Editor’s note: This is guest post from Marcus Brotherton. It originally ran on Men Who Lead Well (www.marcusbrotherton.com).
I recently interviewed T.I. Miller, a 92-year-old WWII vet who fought on Guadalcanal and New Britain.
When it came to war, Mr. Miller had seen it all. Charging banzai attacks. Severed heads. Bloody arms, legs, and torsos. The works.
After he came home, a man doesn’t forget these things instantly, he said.
I asked him what helped. This was his answer:
“What helped? My wife and family were a big help, especially my wife, Recie. At the same time, it’s something you gotta just do yourself. The secret, I found out, is just to stay busy. There were no government programs to help back then. No therapists to see. Nothing like that.
I was born and raised out in the country. So after I came back from the war, I built me and Recie a house out there close to where I’d grown up. I got out there and roamed around in the mountains. That’s what helped.
One time they closed the mines down for three months. Someone said, “Where you gonna go look for a job.” I said, “I ain’t. I’m gonna spend the summer out in the sunshine.”
And I did. I took a two pound double bladed axe, walked a half mile up above where I lived. We had a field there, and I cut down big trees and cut them into fence posts. All I had was that axe. I made my own mallet and split those trees myself.
I got me a half acre of ground, plowed it up, and had a field. That same summer I grew potatoes, corn, and beans. The whole summer I spent growing things I wanted to. I’d be out in the woods at daylight. I just worked like that and built myself back up.”
Notice three key actions in Mr. Miller’s plan to heal. I’m no therapist, but I’d consider these important components to helping anybody out of a hard spot.
1. He busied himself with straightforward, non-emotional work.
The war had taxed Mr. Miller’s ability to cope. During those years of horror, he had experienced too many events larger than himself. Splitting wood helped him connect with a simpler world.
2. He got active, outside.
Fresh air, sunshine, nature, and physical exercise helped him regain a sense of security and peacefulness. Notice he didn’t turn to alcohol, drugs, or any such trappings that only result in harm.
3. He could see what he accomplished each day.

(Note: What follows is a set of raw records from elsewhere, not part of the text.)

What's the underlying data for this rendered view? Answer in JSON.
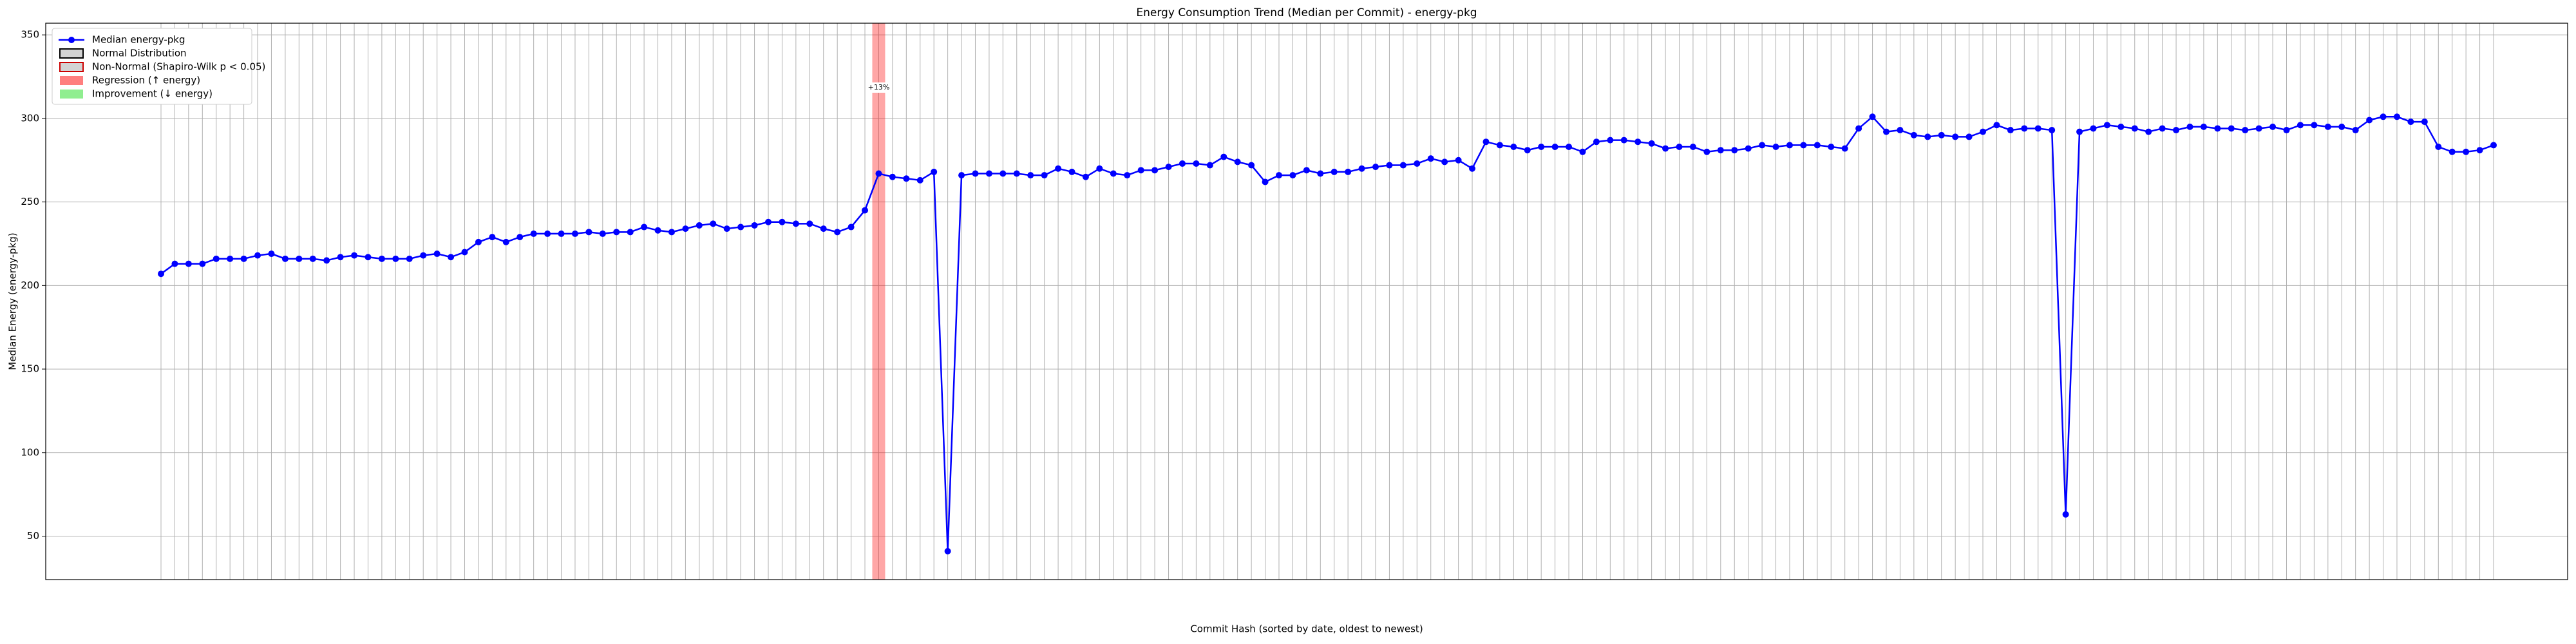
{
  "chart_data": {
    "type": "line",
    "title": "Energy Consumption Trend (Median per Commit) - energy-pkg",
    "xlabel": "Commit Hash (sorted by date, oldest to newest)",
    "ylabel": "Median Energy (energy-pkg)",
    "series": [
      {
        "name": "Median energy-pkg",
        "color": "#0000ff",
        "values": [
          207,
          213,
          213,
          213,
          216,
          216,
          216,
          218,
          219,
          216,
          216,
          216,
          215,
          217,
          218,
          217,
          216,
          216,
          216,
          218,
          219,
          217,
          220,
          226,
          229,
          226,
          229,
          231,
          231,
          231,
          231,
          232,
          231,
          232,
          232,
          235,
          233,
          232,
          234,
          236,
          237,
          234,
          235,
          236,
          238,
          238,
          237,
          237,
          234,
          232,
          235,
          245,
          267,
          265,
          264,
          263,
          268,
          41,
          266,
          267,
          267,
          267,
          267,
          266,
          266,
          270,
          268,
          265,
          270,
          267,
          266,
          269,
          269,
          271,
          273,
          273,
          272,
          277,
          274,
          272,
          262,
          266,
          266,
          269,
          267,
          268,
          268,
          270,
          271,
          272,
          272,
          273,
          276,
          274,
          275,
          270,
          286,
          284,
          283,
          281,
          283,
          283,
          283,
          280,
          286,
          287,
          287,
          286,
          285,
          282,
          283,
          283,
          280,
          281,
          281,
          282,
          284,
          283,
          284,
          284,
          284,
          283,
          282,
          294,
          301,
          292,
          293,
          290,
          289,
          290,
          289,
          289,
          292,
          296,
          293,
          294,
          294,
          293,
          63,
          292,
          294,
          296,
          295,
          294,
          292,
          294,
          293,
          295,
          295,
          294,
          294,
          293,
          294,
          295,
          293,
          296,
          296,
          295,
          295,
          293,
          299,
          301,
          301,
          298,
          298,
          283,
          280,
          280,
          281,
          284
        ]
      }
    ],
    "legend": [
      "Normal Distribution",
      "Non-Normal (Shapiro-Wilk p < 0.05)",
      "Regression (↑ energy)",
      "Improvement (↓ energy)"
    ],
    "legend_position": "upper left",
    "annotations": [
      {
        "text": "+13%",
        "index": 52
      }
    ],
    "ylim": [
      24,
      357
    ],
    "yticks": [
      50,
      100,
      150,
      200,
      250,
      300,
      350
    ],
    "grid": true
  }
}
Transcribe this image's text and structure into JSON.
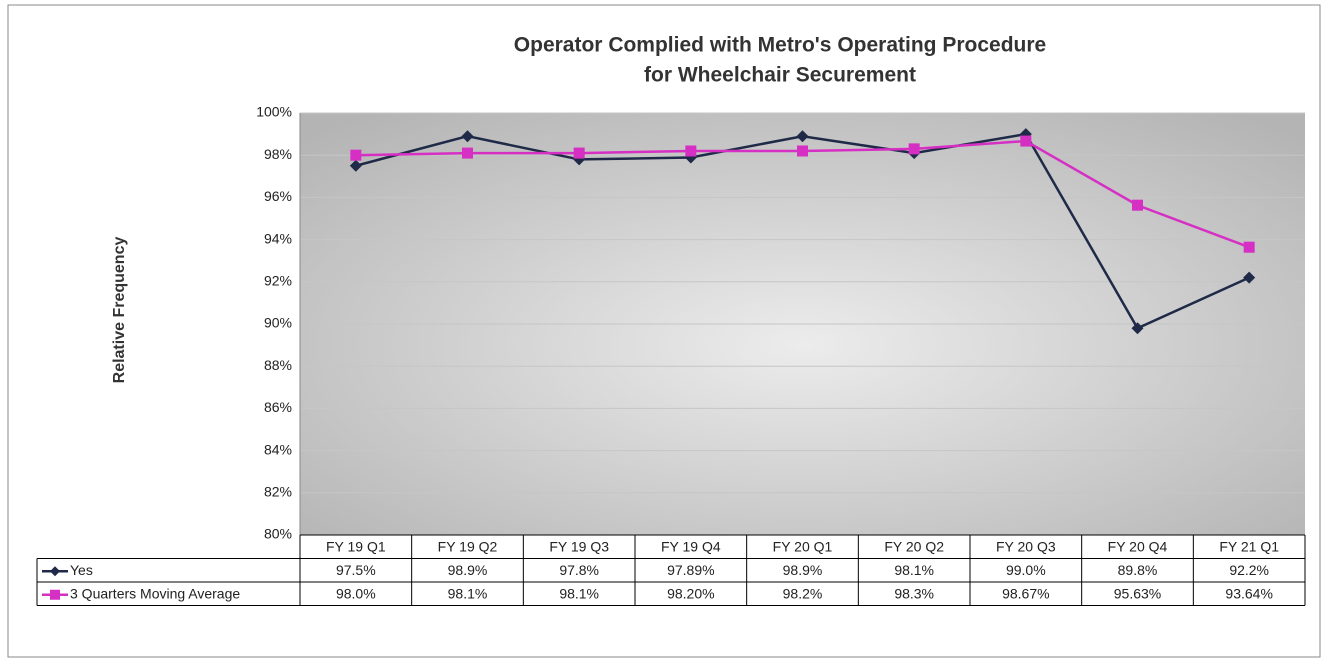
{
  "chart_data": {
    "type": "line",
    "title": [
      "Operator Complied with Metro's Operating Procedure",
      "for Wheelchair Securement"
    ],
    "y_label": "Relative Frequency",
    "categories": [
      "FY 19 Q1",
      "FY 19 Q2",
      "FY 19 Q3",
      "FY 19 Q4",
      "FY 20 Q1",
      "FY 20 Q2",
      "FY 20 Q3",
      "FY 20 Q4",
      "FY 21 Q1"
    ],
    "series": [
      {
        "name": "Yes",
        "color": "#1f2a48",
        "marker": "diamond",
        "values": [
          97.5,
          98.9,
          97.8,
          97.89,
          98.9,
          98.1,
          99.0,
          89.8,
          92.2
        ],
        "value_labels": [
          "97.5%",
          "98.9%",
          "97.8%",
          "97.89%",
          "98.9%",
          "98.1%",
          "99.0%",
          "89.8%",
          "92.2%"
        ]
      },
      {
        "name": "3 Quarters Moving Average",
        "color": "#d62fc4",
        "marker": "square",
        "values": [
          98.0,
          98.1,
          98.1,
          98.2,
          98.2,
          98.3,
          98.67,
          95.63,
          93.64
        ],
        "value_labels": [
          "98.0%",
          "98.1%",
          "98.1%",
          "98.20%",
          "98.2%",
          "98.3%",
          "98.67%",
          "95.63%",
          "93.64%"
        ]
      }
    ],
    "ylim": [
      80,
      100
    ],
    "yticks": [
      {
        "value": 80,
        "label": "80%"
      },
      {
        "value": 82,
        "label": "82%"
      },
      {
        "value": 84,
        "label": "84%"
      },
      {
        "value": 86,
        "label": "86%"
      },
      {
        "value": 88,
        "label": "88%"
      },
      {
        "value": 90,
        "label": "90%"
      },
      {
        "value": 92,
        "label": "92%"
      },
      {
        "value": 94,
        "label": "94%"
      },
      {
        "value": 96,
        "label": "96%"
      },
      {
        "value": 98,
        "label": "98%"
      },
      {
        "value": 100,
        "label": "100%"
      }
    ],
    "grid": true
  }
}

Plenty of beneficial activities have non-identifiable benchmarks, but it’s much harder for a man doing this kind of work to feel good about what he’s done. By splitting wood and growing a garden, Mr. Miller could see clear progress on a regular basis. At the end of each day he could point to a pile of fence posts and say, “There it is. I did that.”
If you know a returning veteran, or anyone for that matter struggling with a dark place, please consider passing this article along.
The advice doesn’t come from me. It comes from someone who was there, survived, healed, and went on to thrive with the rest of his life.
Are you a vet who struggled after coming home from war, or have been in another kind of dark place? What did you do to help heal?